JNEB Editorial: Coherence in Adopting Implementation Science?

Posted by: Karen Chapman-Novakofski, PhD, RDN, LDN on Wednesday, March 13, 2019

JNEB Editorial: Coherence in Adopting Implementation Science?

Originally appears in the March issue of JNEB

Implementation science is gaining in adoption by nutrition education and behavior researchers. You probably already know this and are wondering why I bring this as a focus for this editorial. Well, although we acknowledge the growing popularity of implementation science, there are so many perspectives within this discipline that I want to raise awareness.

In the Frigge et al1 article, the authors frame their research in Normalization Process Theory. As I read more about this theory, I realized this theory could shed considerable light on if and how programs become successful and sustainable. There are 4 constructs of the Normalization Process Theory: coherence, cognitive participation, collective action, and reflexive monitoring. From a broad view, knowing whether those involved in a new program were supportive of change and had similar views on what would be required for the process of change (coherence) seems vital to any program implementation. Of course, communication and monitoring are also important, but from my view, if there is not coherence, the program will fail.

Parsons et al2 did not use this terminology, but the parental buy-in seems very similar to cohesion. These researchers were examining implementation factors that were influential in healthy eating policy, systems, and environmental strategies (PSEs) in child care settings serving low-income children. Different types of capacity emerged as very important, but the motivation of the key organizations, staff, and parents may reflect the construct of coherence.

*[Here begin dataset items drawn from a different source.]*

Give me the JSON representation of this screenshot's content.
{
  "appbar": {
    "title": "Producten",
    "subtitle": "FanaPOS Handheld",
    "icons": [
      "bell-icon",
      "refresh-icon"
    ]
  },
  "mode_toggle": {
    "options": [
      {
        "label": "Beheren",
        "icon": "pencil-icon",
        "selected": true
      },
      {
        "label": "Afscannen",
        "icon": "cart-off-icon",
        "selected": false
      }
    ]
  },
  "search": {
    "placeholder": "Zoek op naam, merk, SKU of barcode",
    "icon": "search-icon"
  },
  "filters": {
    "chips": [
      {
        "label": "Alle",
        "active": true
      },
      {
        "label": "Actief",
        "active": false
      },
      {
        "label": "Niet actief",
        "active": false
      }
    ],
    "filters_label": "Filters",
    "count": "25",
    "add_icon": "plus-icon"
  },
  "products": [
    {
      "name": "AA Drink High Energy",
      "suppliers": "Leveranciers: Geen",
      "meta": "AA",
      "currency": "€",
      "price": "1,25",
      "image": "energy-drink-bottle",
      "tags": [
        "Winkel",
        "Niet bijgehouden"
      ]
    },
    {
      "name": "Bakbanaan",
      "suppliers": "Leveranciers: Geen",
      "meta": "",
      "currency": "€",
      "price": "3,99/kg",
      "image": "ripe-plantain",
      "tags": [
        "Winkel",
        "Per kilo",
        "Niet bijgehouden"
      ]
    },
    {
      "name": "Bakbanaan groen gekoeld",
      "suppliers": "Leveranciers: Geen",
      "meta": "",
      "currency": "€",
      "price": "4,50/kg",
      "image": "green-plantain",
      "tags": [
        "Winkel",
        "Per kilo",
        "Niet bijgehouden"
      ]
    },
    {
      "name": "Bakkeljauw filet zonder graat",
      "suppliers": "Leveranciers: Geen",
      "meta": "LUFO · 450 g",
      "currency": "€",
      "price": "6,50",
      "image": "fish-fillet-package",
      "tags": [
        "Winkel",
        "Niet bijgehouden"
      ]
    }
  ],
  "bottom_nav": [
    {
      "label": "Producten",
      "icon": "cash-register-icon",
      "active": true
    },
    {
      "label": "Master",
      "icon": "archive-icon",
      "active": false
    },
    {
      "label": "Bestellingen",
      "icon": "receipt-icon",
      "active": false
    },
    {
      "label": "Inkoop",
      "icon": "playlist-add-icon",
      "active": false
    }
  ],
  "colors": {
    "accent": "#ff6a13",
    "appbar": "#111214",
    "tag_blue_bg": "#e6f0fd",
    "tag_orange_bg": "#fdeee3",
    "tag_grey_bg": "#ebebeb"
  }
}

Exploring online nutrition education in the workplace, Thompson et al3 concluded that this could be feasible for some employees. All 12 videos were viewed by only 5 of the 23 participants, with 3 using none of the programs components. Although not a part of this paper, some analysis of the implementation of the program might be useful for those wanting to move in this direction. The authors do suggest that those wanting to implement this type of program may need to consider the employees’ work responsibilities before implementing.

The Special Supplemental Nutrition Program for Women, Infants, and Children (WIC) at 2 locations in California were supportive of a physical activity program for pregnant Latinas, but “buy-in” may not have been strong for the target audience.4 In a similar vein as the Thompson et al worksite program, the target audience and providers were not unified in the concept of change (program implementation) or the activities associate with the change.

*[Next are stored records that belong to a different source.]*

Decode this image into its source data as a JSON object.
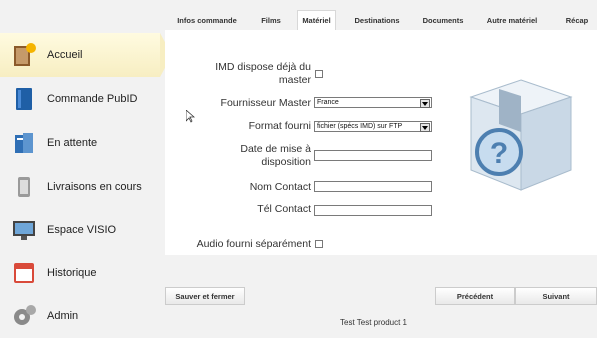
{
  "sidebar": {
    "items": [
      {
        "label": "Accueil",
        "icon": "home-icon"
      },
      {
        "label": "Commande PubID",
        "icon": "book-icon"
      },
      {
        "label": "En attente",
        "icon": "waiting-icon"
      },
      {
        "label": "Livraisons en cours",
        "icon": "delivery-icon"
      },
      {
        "label": "Espace VISIO",
        "icon": "monitor-icon"
      },
      {
        "label": "Historique",
        "icon": "calendar-icon"
      },
      {
        "label": "Admin",
        "icon": "gears-icon"
      }
    ]
  },
  "tabs": [
    "Infos commande",
    "Films",
    "Matériel",
    "Destinations",
    "Documents",
    "Autre matériel",
    "Récap"
  ],
  "form": {
    "imd_label": "IMD dispose déjà du master",
    "fournisseur_label": "Fournisseur Master",
    "fournisseur_value": "France",
    "format_label": "Format fourni",
    "format_value": "fichier (spécs IMD) sur FTP",
    "date_label": "Date de mise à disposition",
    "nom_label": "Nom Contact",
    "tel_label": "Tél Contact",
    "audio_label": "Audio fourni séparément"
  },
  "buttons": {
    "save": "Sauver et fermer",
    "previous": "Précédent",
    "next": "Suivant"
  },
  "footer": {
    "title": "Test Test product 1"
  },
  "image": {
    "icon": "question-box-icon"
  },
  "colors": {
    "active_nav": "#f7eec2",
    "background": "#f2f2f2",
    "box": "#d5e3ee"
  }
}
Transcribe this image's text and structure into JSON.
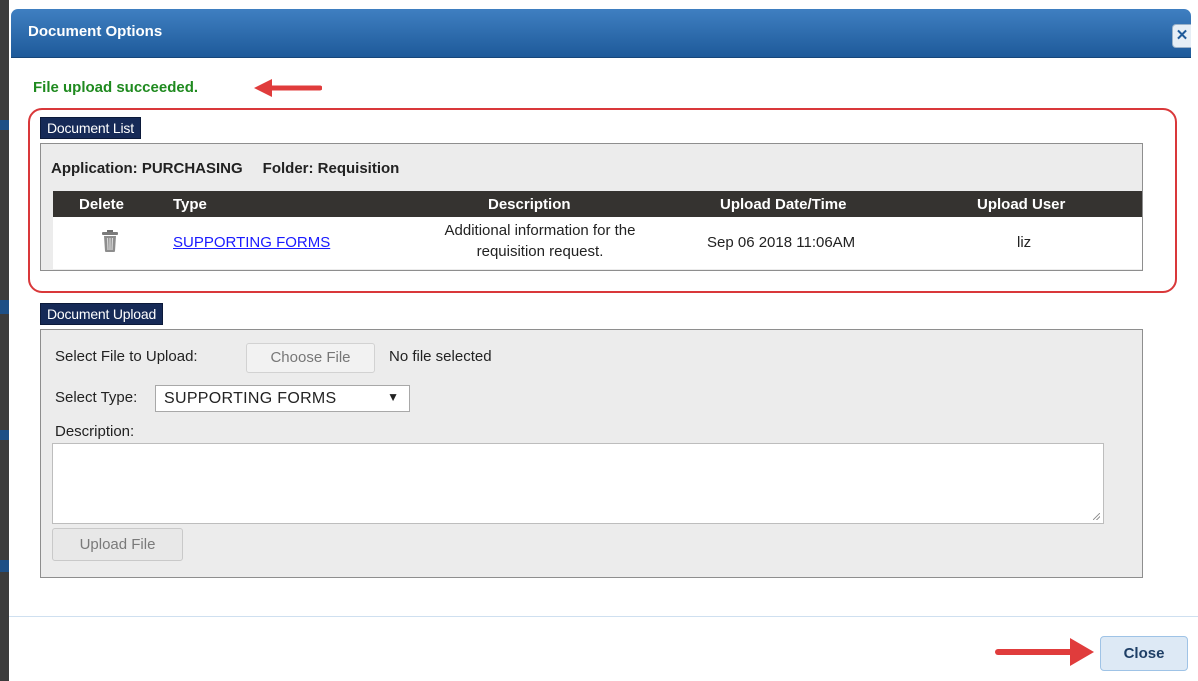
{
  "dialog": {
    "title": "Document Options",
    "close_icon": "close-x-icon",
    "status_message": "File upload succeeded.",
    "close_button_label": "Close"
  },
  "document_list": {
    "legend": "Document List",
    "application_label": "Application: PURCHASING",
    "folder_label": "Folder: Requisition",
    "columns": [
      "Delete",
      "Type",
      "Description",
      "Upload Date/Time",
      "Upload User"
    ],
    "rows": [
      {
        "delete_icon": "trash-icon",
        "type": "SUPPORTING FORMS",
        "description": "Additional information for the requisition request.",
        "upload_datetime": "Sep 06 2018 11:06AM",
        "upload_user": "liz"
      }
    ]
  },
  "document_upload": {
    "legend": "Document Upload",
    "select_file_label": "Select File to Upload:",
    "choose_file_label": "Choose File",
    "no_file_text": "No file selected",
    "select_type_label": "Select Type:",
    "select_type_value": "SUPPORTING FORMS",
    "description_label": "Description:",
    "description_value": "",
    "upload_button_label": "Upload File"
  },
  "annotations": {
    "arrow_color": "#e03c3c",
    "highlight_color": "#d9383a"
  },
  "colors": {
    "titlebar": "#2b6cad",
    "success_text": "#1f8a1f",
    "legend_bg": "#162a57",
    "table_header_bg": "#353330",
    "link": "#1a1aff"
  }
}
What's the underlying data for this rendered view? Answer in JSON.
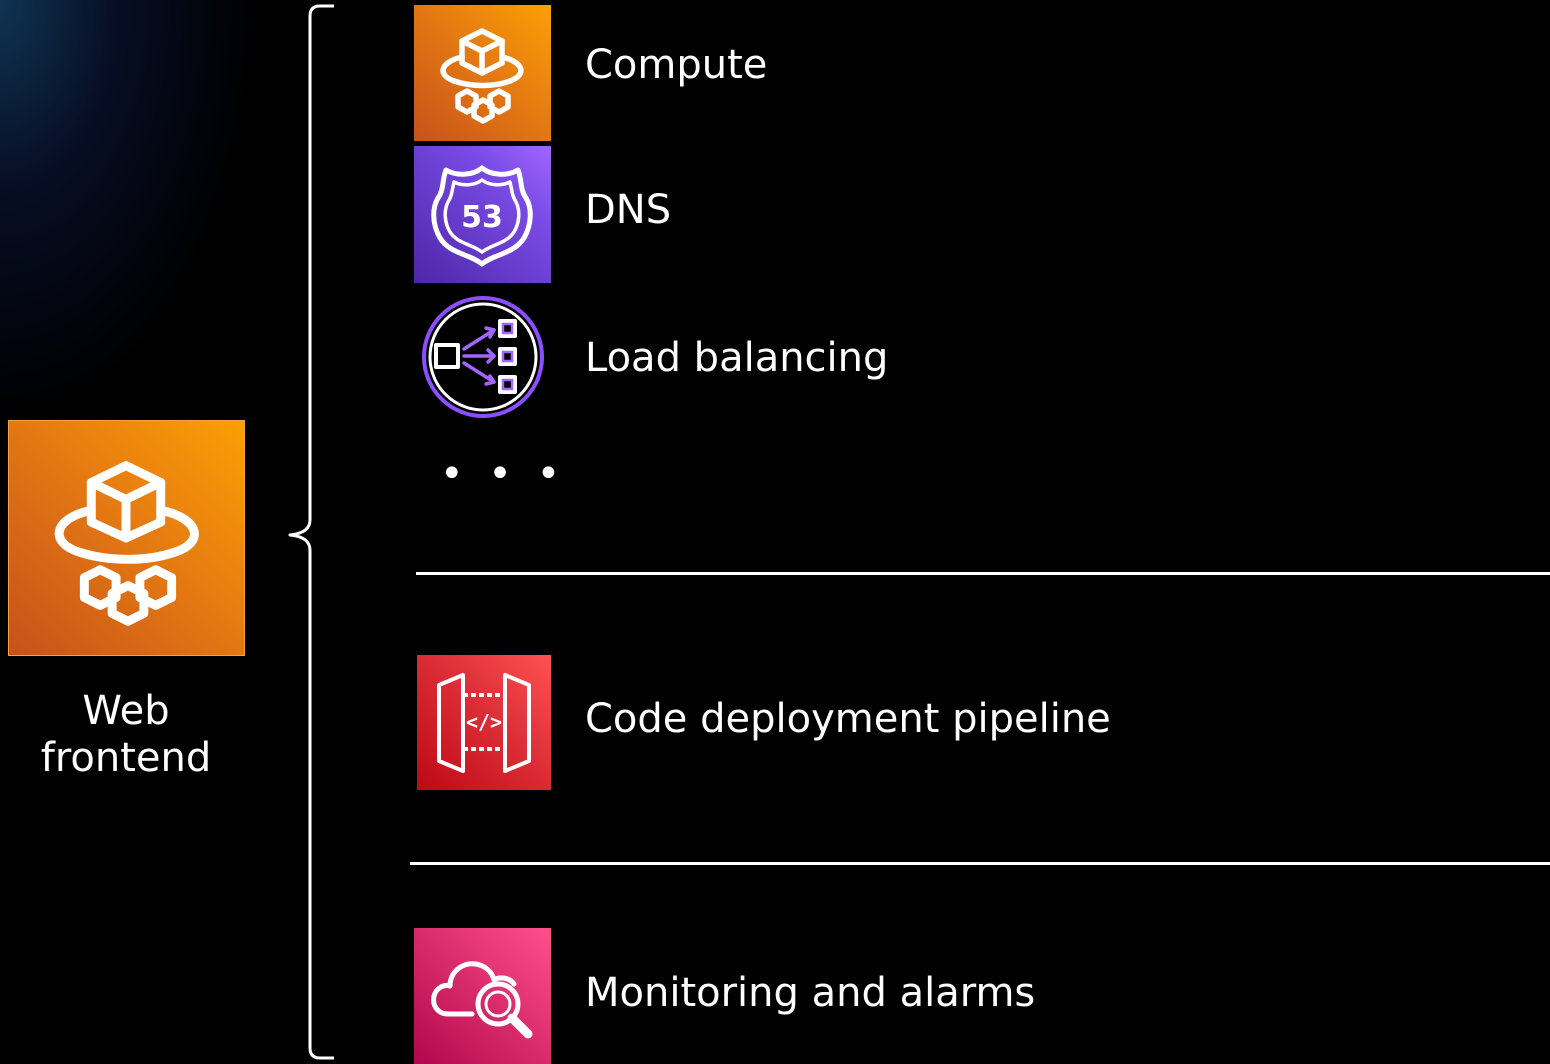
{
  "left": {
    "label_line1": "Web",
    "label_line2": "frontend",
    "icon": "compute-hat-icon"
  },
  "items": [
    {
      "label": "Compute",
      "icon": "compute-hat-icon",
      "color": "#ED7100"
    },
    {
      "label": "DNS",
      "icon": "route53-shield-icon",
      "color": "#8C4FFF"
    },
    {
      "label": "Load balancing",
      "icon": "load-balancer-icon",
      "color": "#8C4FFF"
    },
    {
      "label": "Code deployment pipeline",
      "icon": "codepipeline-icon",
      "color": "#DD344C"
    },
    {
      "label": "Monitoring and alarms",
      "icon": "cloudwatch-icon",
      "color": "#E7157B"
    }
  ],
  "ellipsis": "• • •",
  "dns_badge": "53"
}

I think most nutrition educators and researchers have experienced this situation. The program is great, all the steps to assure high quality have been taken, the partners for recruitment and delivery are enthusiastic, and then there is low turnout. I am hopeful as we integrate Implementation Science into Nutrition Education and Behavior Science that this particular issue, coherence, will become an easier achievement than it currently seems to be. If we all sup- port this change with positive coherence, we can expand our expertise and presumably enhance the implementation of our programs and interventions.

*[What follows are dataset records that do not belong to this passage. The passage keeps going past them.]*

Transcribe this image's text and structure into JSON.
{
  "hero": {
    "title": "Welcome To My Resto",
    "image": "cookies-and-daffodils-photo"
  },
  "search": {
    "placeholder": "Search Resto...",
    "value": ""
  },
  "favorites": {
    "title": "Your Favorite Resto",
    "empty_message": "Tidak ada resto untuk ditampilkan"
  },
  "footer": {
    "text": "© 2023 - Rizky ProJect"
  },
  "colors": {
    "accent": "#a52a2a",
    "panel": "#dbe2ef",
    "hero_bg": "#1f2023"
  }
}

Karen  Chapman-Novakofski, PhD, RD, LDN
Editor-in-Chief

REFERENCES

  1. Frigge VK, Pratt R, Harnack L, Haggen- miller M, Nanney Using theory to evaluate the implementation and integra- tion of an expanded school breakfast pro- gram in rural midwestern high schools. J Nutr Educ Behav. 2019;51:277-286.
  2. Parsons AA, Monteban M, Lee E, Bebo P, Zubieta AC, Ginnetti S, Hewitt J, Freedman S. Indicators of readiness and capacity for implementation of healthy eating strategies in child care settings serving low-income children [published online ahead of print November 8, 2018]. J Nutr Educ Behav. https://doi. org/10.1016/j.jneb.2018.09.004.
  3. Thomson JL, Goodman H, Landry AS, Donoghue A, Chandler A, Bilderback
  4. Feasibility of online nutrition educa- tion in the workplace: working toward healthy lifestyles. J Nutr Educ Behav. 2018;50:868-875.
  5. Soto SH, Sanz S, Merchant KM, Nichols JF, Arrendondo EM. Lessons learned from a feasibility study delivered in 2 WIC sites to promote physical activity among pregnant Latinas. J Nutr Educ Behav. 2018;50:1026-1031.